What personality traits do you think would help a student to succeed in a this program and what traits would hinder success?

To be successful in this program, you have to be self-determined and intelligent. A lot of people think of intelligence as though it means reading a question and being able to answer it, but in this field you need to be able to think critically and independently to come up with your own conclusions. You can’t rely on someone to get your work done for you.

On the other hand, if you have poor time management skills, you will not succeed in this program. You usually have 3 labs and 3 lectures per day in addition to the core curriculum requirements. That means you may not get the ultimate college experience with this major, because it is incredibly time consuming. You have to be self-driven.

What is your weekly schedule?

In addition to my normal class schedule, I am working in the lab between 12 and 16 hours per week. On a typical day, I will wake up and spend 4 hours in the lab, then work on writing my lab reports until my lectures, which usually start mid-afternoon. I get home around 6:00 p.m., but then I have to study until about midnight. It makes for a very full day.

How do you manage your course load? What study tips would you give to a prospective student?

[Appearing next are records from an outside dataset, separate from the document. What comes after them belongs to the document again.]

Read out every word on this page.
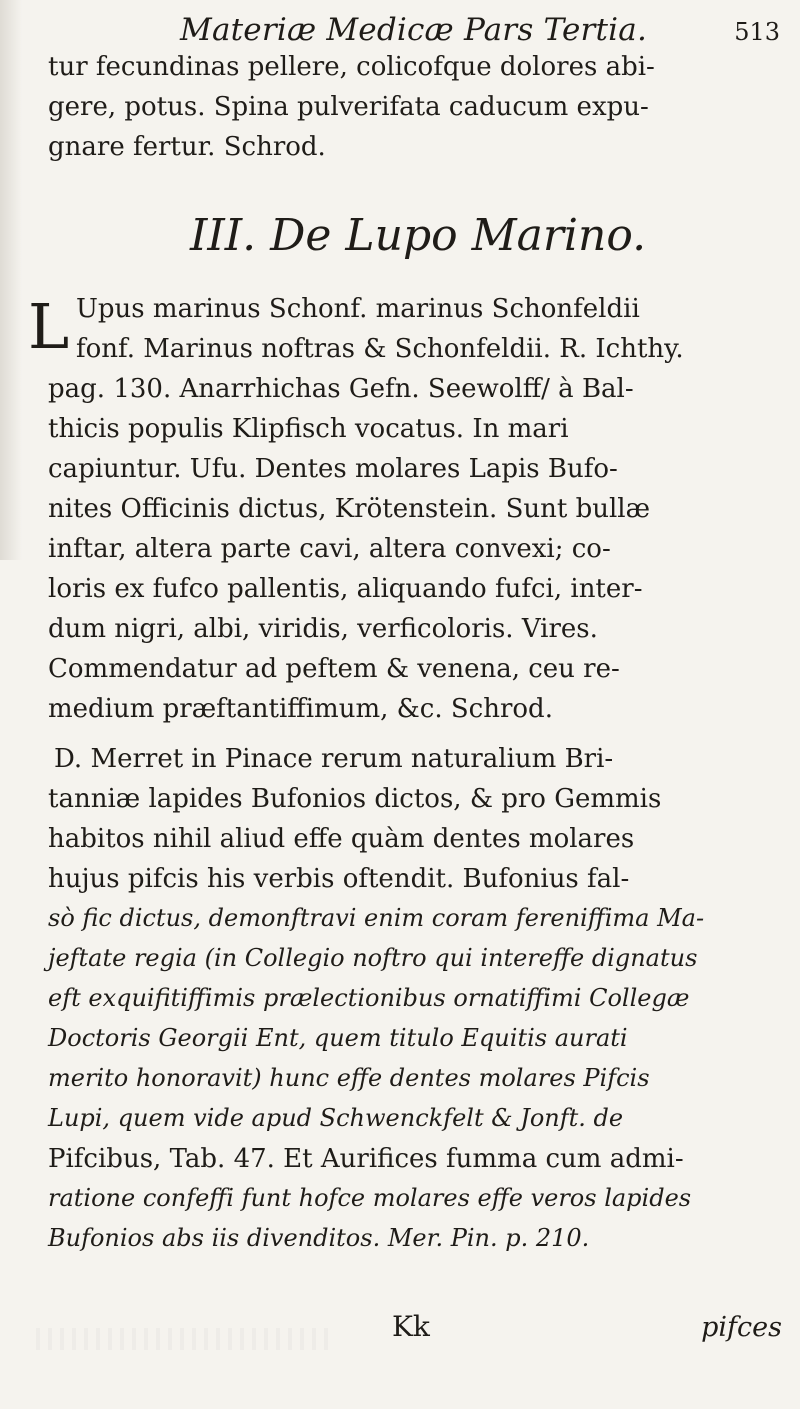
Materiæ Medicæ Pars Tertia.	513
tur fecundinas pellere, colicofque dolores abi-
gere, potus. Spina pulverifata caducum expu-
gnare fertur. Schrod.
III. De Lupo Marino.
L Upus marinus Schonf. marinus Schonfeldii
fonf. Marinus noftras & Schonfeldii. R. Ichthy.
pag. 130. Anarrhichas Gefn. Seewolff/ à Bal-
thicis populis Klipfisch vocatus. In mari
capiuntur. Ufu. Dentes molares Lapis Bufo-
nites Officinis dictus, Krötenstein. Sunt bullæ
inftar, altera parte cavi, altera convexi; co-
loris ex fufco pallentis, aliquando fufci, inter-
dum nigri, albi, viridis, verficoloris. Vires.
Commendatur ad peftem & venena, ceu re-
medium præftantiffimum, &c. Schrod.
D. Merret in Pinace rerum naturalium Bri-
tanniæ lapides Bufonios dictos, & pro Gemmis
habitos nihil aliud effe quàm dentes molares
hujus pifcis his verbis oftendit. Bufonius fal-
sò fic dictus, demonftravi enim coram fereniffima Ma-
jeftate regia (in Collegio noftro qui intereffe dignatus
eft exquifitiffimis prælectionibus ornatiffimi Collegæ
Doctoris Georgii Ent, quem titulo Equitis aurati
merito honoravit) hunc effe dentes molares Pifcis
Lupi, quem vide apud Schwenckfelt & Jonft. de
Pifcibus, Tab. 47. Et Aurifices fumma cum admi-
ratione confeffi funt hofce molares effe veros lapides
Bufonios abs iis divenditos. Mer. Pin. p. 210.
Kk	pifces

I would tell students to remember to work and study steadily throughout the semester rather than attempting to cram the night before the test. It is true that homework doesn’t count for much, and most of your grades will be based on your performance on exams. It is for your own lifelong benefit to do your homework and integrate the information into your learning in as many ways as you can. Any science major should learn how to study ahead of time or else this program will eat you alive.

What are your plans for after graduation?

I am planning to continue my education after I graduate, because this field requires a person to have at least a masters degree and some experience in order to get a job. I want to get my masters degree in a physical science like microbiology, genetics or physics so that I will have that background to inform my investigations and lend credence to my court testimony. Eventually, I hope that my future employer will help pay for my PhD.

Now that you have completed 3 years of your program, if you could go back to high school, what would you do differently?

If I could go back to high school, I would focus more on science and math. During my junior and senior years, I slacked off and took easy classes, but that just made college harder for me. I would suggest that seniors take the intense math and science classes while they are in high school. This will make their later academic pursuits much easier.

What advice do you have for students who are interested in studying this field?

The main piece of advice that I would offer to people who are curious about it, is to take the time to look into the reality of the field. If television shows like CSI are interesting to you, see what the job actually entails by talking to someone in the field. Then you will learn about the intense academic requirements and the analytical thinking skills that you will need to develop.